Chapter 10
发布时间:2020-04-26 作者: 奈特英语
In the spring of '99 old Jury died over at Cheat Land. His wife had died a year or two earlier—Reuben had meant to go over and see Alice, but the untimely calving of a new Alderney had put the idea entirely out of his head. On this occasion, however, he attended the funeral, with the other farmers of the district, and at[Pg 408] the churchyard gate had a few words with Alice before she went home.
She was a middle-aged woman now, but her eyes were as bright as ever, which made her look strangely young. Her hair had turned very prettily grey, she was fatter in the face, and on the whole looked well and happy, in spite of her father's death. She told him she was going to live at Rye—she had a tiny income, derived from Jury's life insurance, and she meant to do art needlework for an ecclesiastical firm. Reuben experienced a vague sense of annoyance—not that he wanted her to be unhappy, but he felt that she had no right to happiness, going out into the world, poor and alone, her parents dead, her life's love missed....
That summer the country was shaken by rumours of war, Reuben; having more leisure on his hands, spent it in the study of his daily paper. He could now read simple sentences, and considered himself quite an educated man. When war at last broke out in South Africa he was delighted. It was the best of all possible wars, organised by the best of all possible Governments, under the best of all possible ministers. Chamberlain became his hero—not that he understood or sympathised with his Imperialism, but he admired him for his attitude towards the small nations. He hated all talk about preserving the weak—such was not nature's way, the way of farms; there the weakest always went to the wall, and he could not see why different methods should obtain in the world at large. If Reuben had been a politician he would have kept alive no sick man of Europe, protected no down-trodden Balkan States. One of the chief reasons why he wanted to see the Boers wiped out was because they had muddled their colonisation, failed to establish themselves, or to make of the arid veldt what he had made of Boarzell.
"They're no good, them Boers," he announced at the Cocks; "there they've bin fur years and years, and[Pg 409] they say as how that Transvaal's lik a desert. They've got mizzling liddle farms such as I wudn't give sixpence for—and all that gurt veldt's lik the palm of my hand, naun growing. They d?an't deserve to have a country."
He expressed himself so eloquently in this fashion that the member for the Rye division of Sussex—the borough had been disenfranchised in '85—asked him to speak at a recruiting meeting at the Court Hall. Unluckily Reuben's views on recruiting were peculiar.
"Now's your chance," he announced to the assembled yokels; "corn prices is going up, and every man who wants to do well by himself had better grub his pastures and sow grain. Suppose we wur ever to fight the French—who are looking justabout as ugly at us now as they did in Boney's time—think wot it 'ud be if we had grain-stocks in the country, and cud settle our own prices. My advice to the men of Rye is the same as wot I gave in this very hall thirty-five years ago—sow grain, and grain, and more grain."
The member, the colonel of the volunteers, and others present, pointed out to Reuben afterwards that the situation was military, not agricultural; but it was characteristic of him to see all situations from the agricultural point of view. His old ideas of an agricultural combine, which had fallen miserably to pieces in '65, now revived in all their strength. He saw East Sussex as a country of organised corn-growing, Odiam at the head. His rather eclectic newspaper reading had impressed him with the idea that England was on the verge of war with one or two European Powers, notably the French, whose ribald gloatings over British disasters stirred up all the fury of the man who had been born within range of the Napoleonic wars and bred on tales of Boney and his atrocities.
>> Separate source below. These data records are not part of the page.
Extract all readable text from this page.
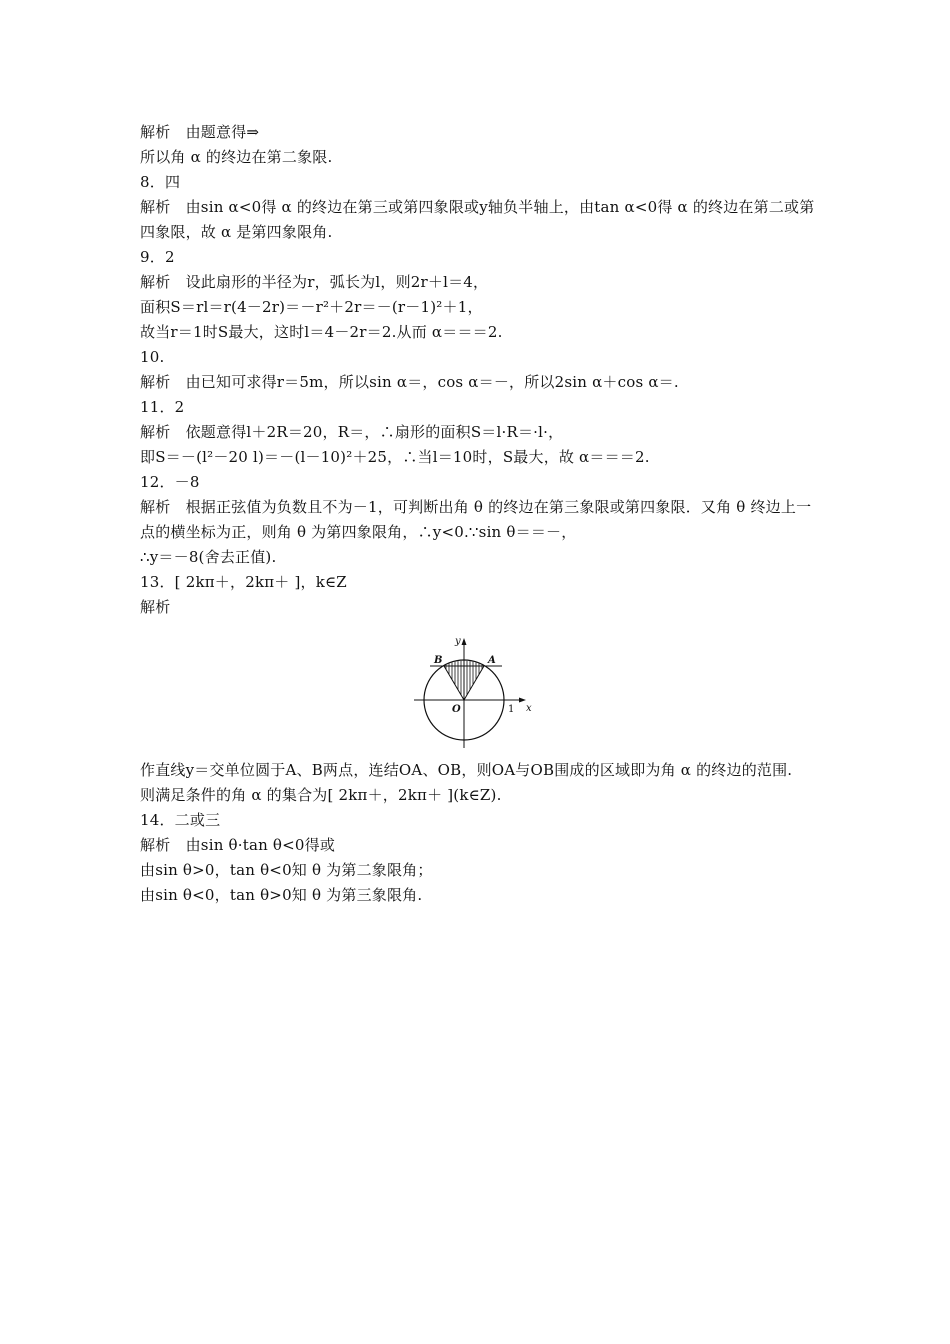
解析　由题意得⇒
所以角 α 的终边在第二象限.
8．四
解析　由sin α<0得 α 的终边在第三或第四象限或y轴负半轴上，由tan α<0得 α 的终边在第二或第四象限，故 α 是第四象限角.
9．2
解析　设此扇形的半径为r，弧长为l，则2r＋l＝4，
面积S＝rl＝r(4－2r)＝－r²＋2r＝－(r－1)²＋1，
故当r＝1时S最大，这时l＝4－2r＝2.从而 α＝＝＝2.
10.
解析　由已知可求得r＝5m，所以sin α＝，cos α＝－，所以2sin α＋cos α＝.
11．2
解析　依题意得l＋2R＝20，R＝，∴扇形的面积S＝l·R＝·l·，
即S＝－(l²－20 l)＝－(l－10)²＋25，∴当l＝10时，S最大，故 α＝＝＝2.
12．－8
解析　根据正弦值为负数且不为－1，可判断出角 θ 的终边在第三象限或第四象限．又角 θ 终边上一点的横坐标为正，则角 θ 为第四象限角，∴y<0.∵sin θ＝＝－，
∴y＝－8(舍去正值).
13．[ 2kπ＋，2kπ＋ ]，k∈Z
解析
y
x
O	1
A
B
作直线y＝交单位圆于A、B两点，连结OA、OB，则OA与OB围成的区域即为角 α 的终边的范围.
则满足条件的角 α 的集合为[ 2kπ＋，2kπ＋ ](k∈Z).
14．二或三
解析　由sin θ·tan θ<0得或
由sin θ>0，tan θ<0知 θ 为第二象限角；
由sin θ<0，tan θ>0知 θ 为第三象限角.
He was dismayed by the lack of local enthusiasm. He dug up one or two of his own pastures and planted wheat; he even sacrificed ten acres of his precious hops,[Pg 410] but nobody seemed inclined to follow his example. The neighbourhood was ornately patriotic, flags flew from the oast-houses at Socknersh, union Jacks washed to delicate pastel shades by the chastening rain—while the Standard misleadingly proclaimed that the Royal Family was in residence at Burntbarns. On Odiam the boys sang:
"Goodbye, Dolly, I must leave you
Though it breaks my heart to go—
Something tells me I am wanted
At the Front to drive away the foe."
Some of them in fact did go. Others remained, and sang:
"Good-bye, my Bluebell, farewell to you,
One last long look into your eyes of blue—
'Mid camp-fires gleaming, 'mid shot and shell,
I will be dreaming of my own Bluebell."